Media Mirror, 02.05.07

There is no ten day long vacation this May as used to be the case before in Russia, but long-established habits die hard, that’s why not too many newspapers are out today.

Kommersant has an article headlined: “The Grave of a Known soldier”. The relocation of the Monument to the Soviet soldier, the liberator of Estonia from fascism, to the military cemetery a few blocks away from its original position continues to be in the focus of the Russian media. On a photograph a group of members of the State Duma of Russia explore the seams and saw marks caused during the move.

The same newspaper covers the funeral of Mstislav Rostropovich. The body of the great musician was laid out in state in one of the biggest Moscow concert halls, and it was with music that his closest friends and family members chose to bid him farewell: recordings of Rostropovich’s own works as well as a live performance by the famous Svetlanov Symphony orchestra. On Sunday Rostropovich was buried at the Novodevichie Cemetary.

Another page of Kommersant. What were the main topics of discussion in the 25 million-user strong Russian Internet in the end of April? The article titled “The Mourning Protest March” says that the Internet statistics show the death of former President Boris Yeltsin was number one, the death of Mstislav Rostropovich number two, and the unrest in Tallin came third.

Here is a quote from one of the messages regarding the death of Boris Yeltsin:

“Thank you, Boris Nikolayevich, for our good life today, freedom of speech and open borders, for the good cars we drive.And thank you again, old man, for the fact that even those scumbags who curse you, are free.”

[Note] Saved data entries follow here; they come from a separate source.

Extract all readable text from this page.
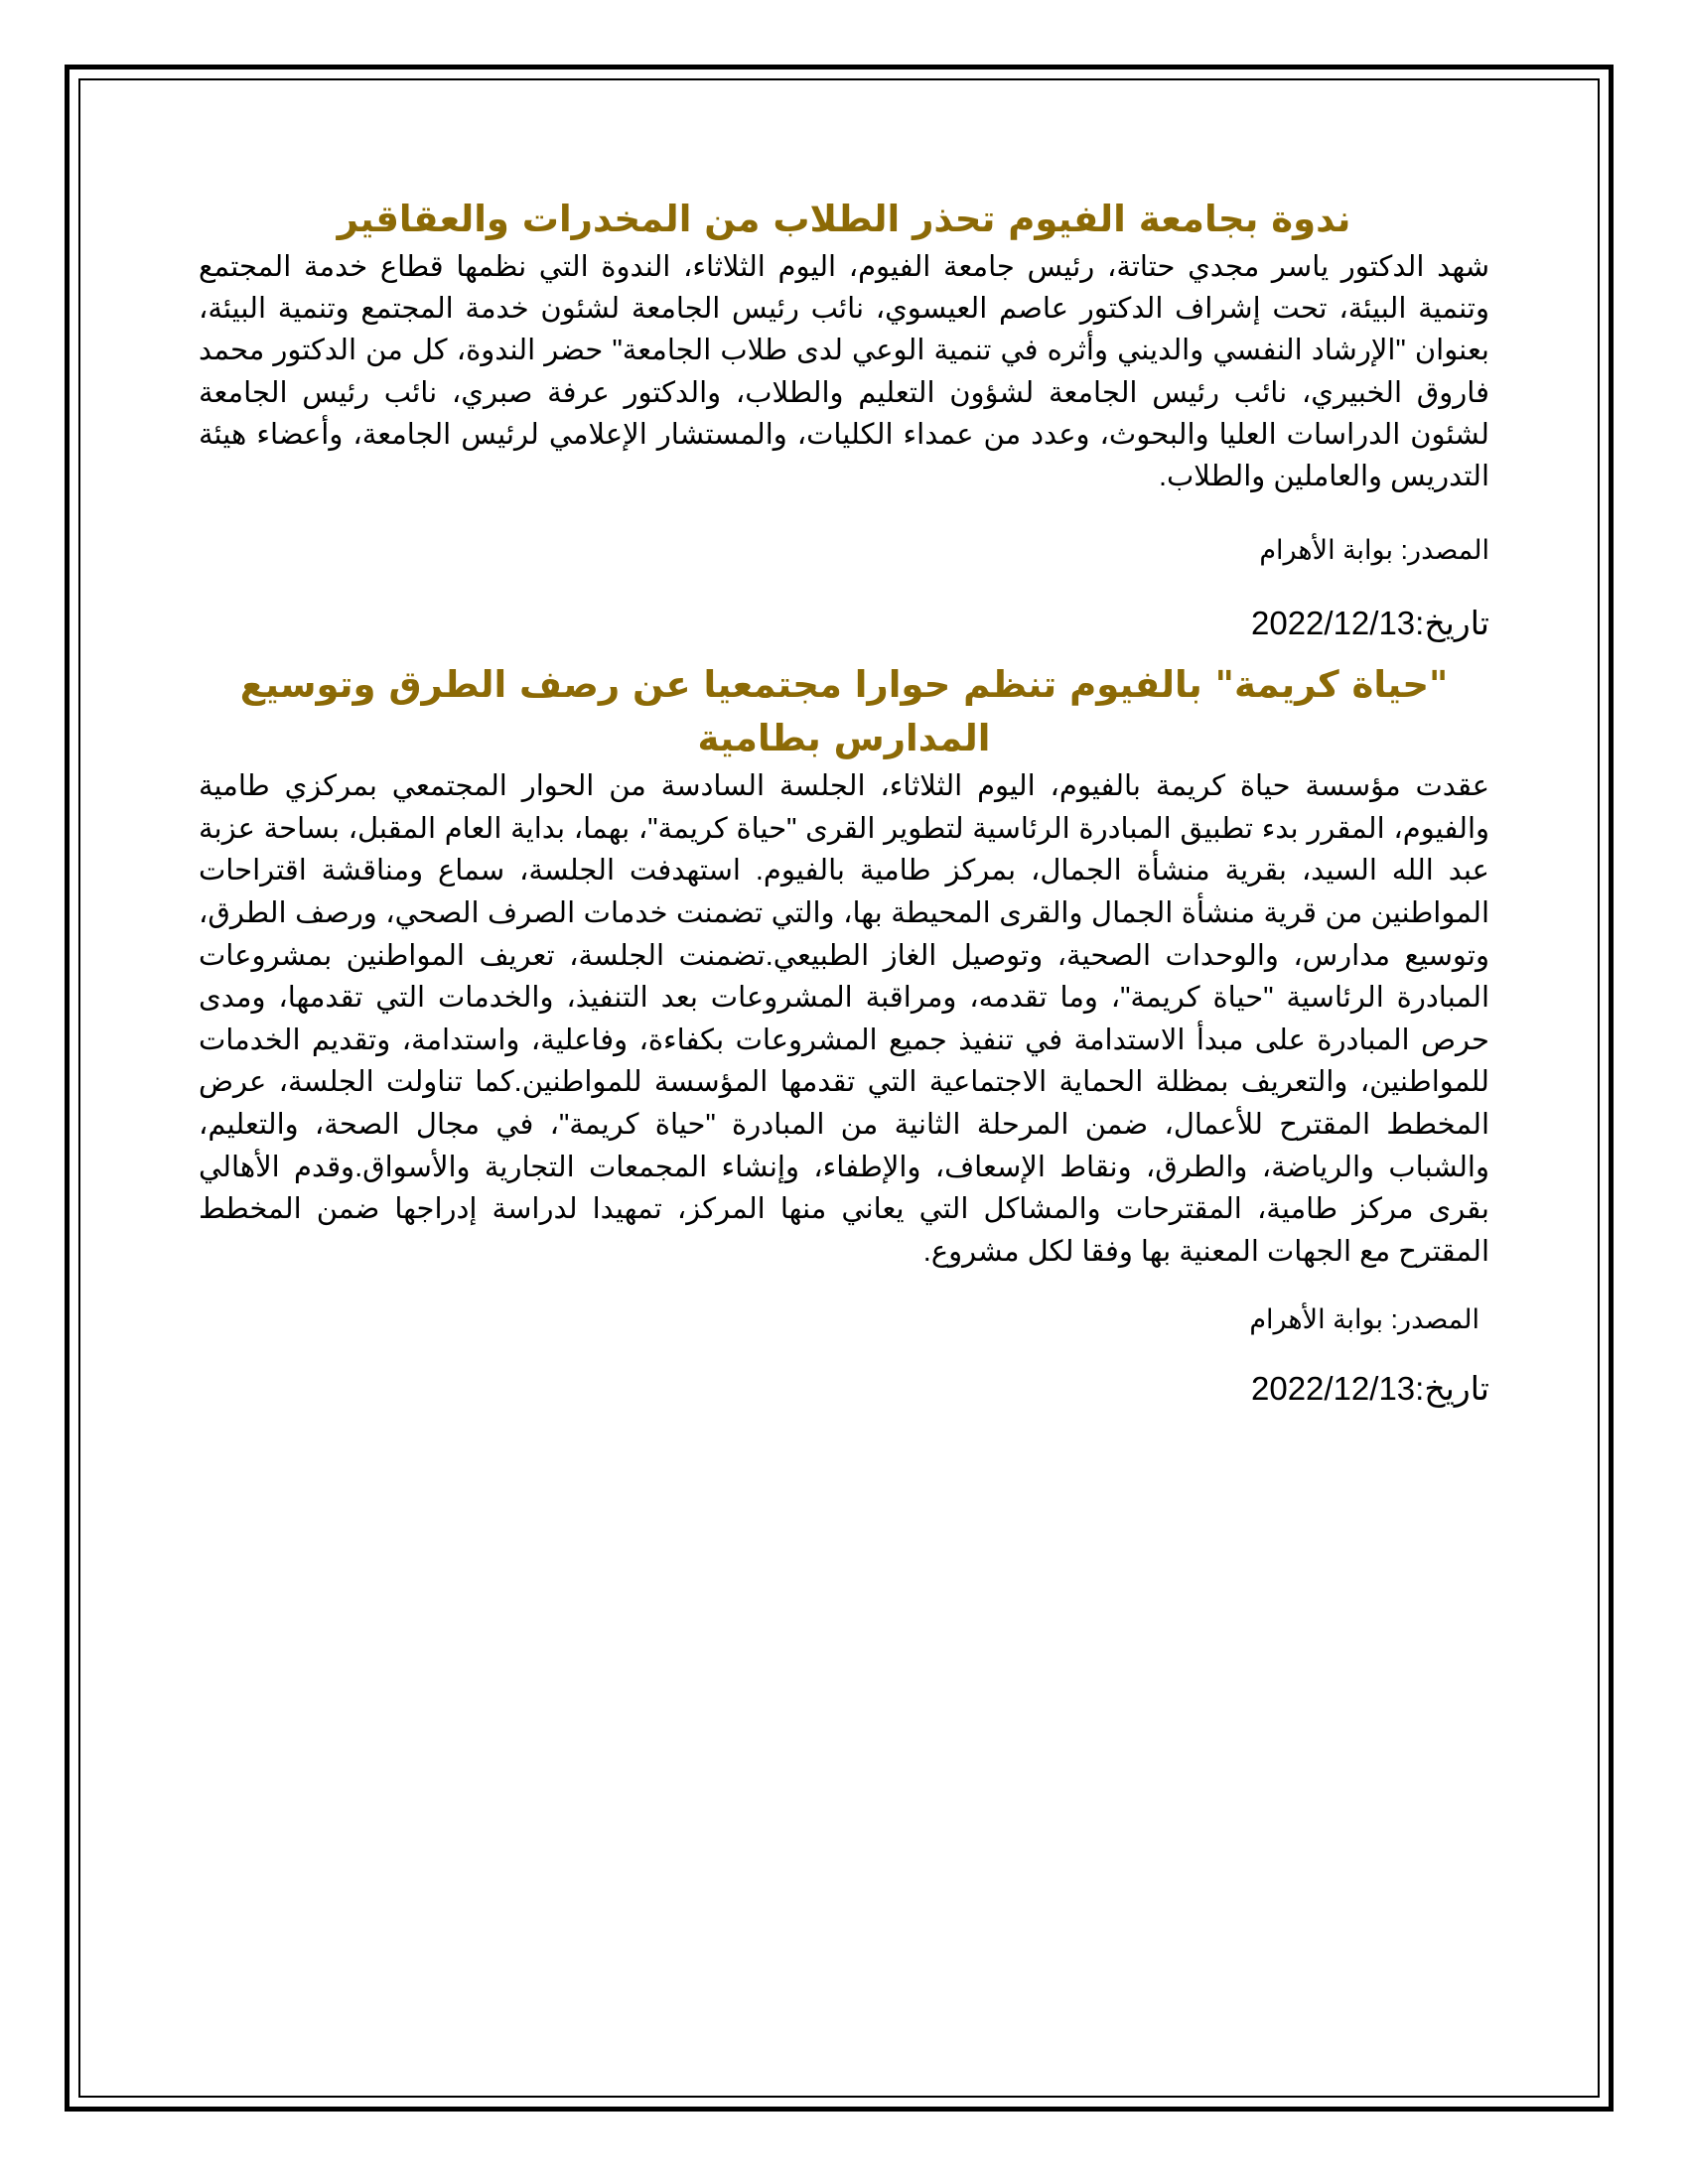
ندوة بجامعة الفيوم تحذر الطلاب من المخدرات والعقاقير

شهد الدكتور ياسر مجدي حتاتة، رئيس جامعة الفيوم، اليوم الثلاثاء، الندوة التي نظمها قطاع خدمة المجتمع وتنمية البيئة، تحت إشراف الدكتور عاصم العيسوي، نائب رئيس الجامعة لشئون خدمة المجتمع وتنمية البيئة، بعنوان "الإرشاد النفسي والديني وأثره في تنمية الوعي لدى طلاب الجامعة" حضر الندوة، كل من الدكتور محمد فاروق الخبيري، نائب رئيس الجامعة لشؤون التعليم والطلاب، والدكتور عرفة صبري، نائب رئيس الجامعة لشئون الدراسات العليا والبحوث، وعدد من عمداء الكليات، والمستشار الإعلامي لرئيس الجامعة، وأعضاء هيئة التدريس والعاملين والطلاب.

المصدر: بوابة الأهرام

تاريخ:2022/12/13

"حياة كريمة" بالفيوم تنظم حوارا مجتمعيا عن رصف الطرق وتوسيع المدارس بطامية

عقدت مؤسسة حياة كريمة بالفيوم، اليوم الثلاثاء، الجلسة السادسة من الحوار المجتمعي بمركزي طامية والفيوم، المقرر بدء تطبيق المبادرة الرئاسية لتطوير القرى "حياة كريمة"، بهما، بداية العام المقبل، بساحة عزبة عبد الله السيد، بقرية منشأة الجمال، بمركز طامية بالفيوم. استهدفت الجلسة، سماع ومناقشة اقتراحات المواطنين من قرية منشأة الجمال والقرى المحيطة بها، والتي تضمنت خدمات الصرف الصحي، ورصف الطرق، وتوسيع مدارس، والوحدات الصحية، وتوصيل الغاز الطبيعي.تضمنت الجلسة، تعريف المواطنين بمشروعات المبادرة الرئاسية "حياة كريمة"، وما تقدمه، ومراقبة المشروعات بعد التنفيذ، والخدمات التي تقدمها، ومدى حرص المبادرة على مبدأ الاستدامة في تنفيذ جميع المشروعات بكفاءة، وفاعلية، واستدامة، وتقديم الخدمات للمواطنين، والتعريف بمظلة الحماية الاجتماعية التي تقدمها المؤسسة للمواطنين.كما تناولت الجلسة، عرض المخطط المقترح للأعمال، ضمن المرحلة الثانية من المبادرة "حياة كريمة"، في مجال الصحة، والتعليم، والشباب والرياضة، والطرق، ونقاط الإسعاف، والإطفاء، وإنشاء المجمعات التجارية والأسواق.وقدم الأهالي بقرى مركز طامية، المقترحات والمشاكل التي يعاني منها المركز، تمهيدا لدراسة إدراجها ضمن المخطط المقترح مع الجهات المعنية بها وفقا لكل مشروع.

المصدر: بوابة الأهرام

تاريخ:2022/12/13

Vedomosti publishes today an analytical piece by Mikhail Margelov, Chairman of the Committee for International Affairs of the Federation Council of Russia. The author gives a detailed analysis of the current situation in the Balkans, the main issue of the day being the independence of Kosovo. Margelov says that some experts and politicians are trying to give the issue an air of uniqueness of a kind, and warns that this idea is misleading, as Kosovo’s independence will definitely become a precedent for other “unrecognised nations”. In conclusion the senator writes:

“If Kosovo is severed from Serbia in disaccord with the international order, then neither morals, nor law will prevent Russia from recognising the independence of Abkhazia, South Ossetia or the Transdniestr region.”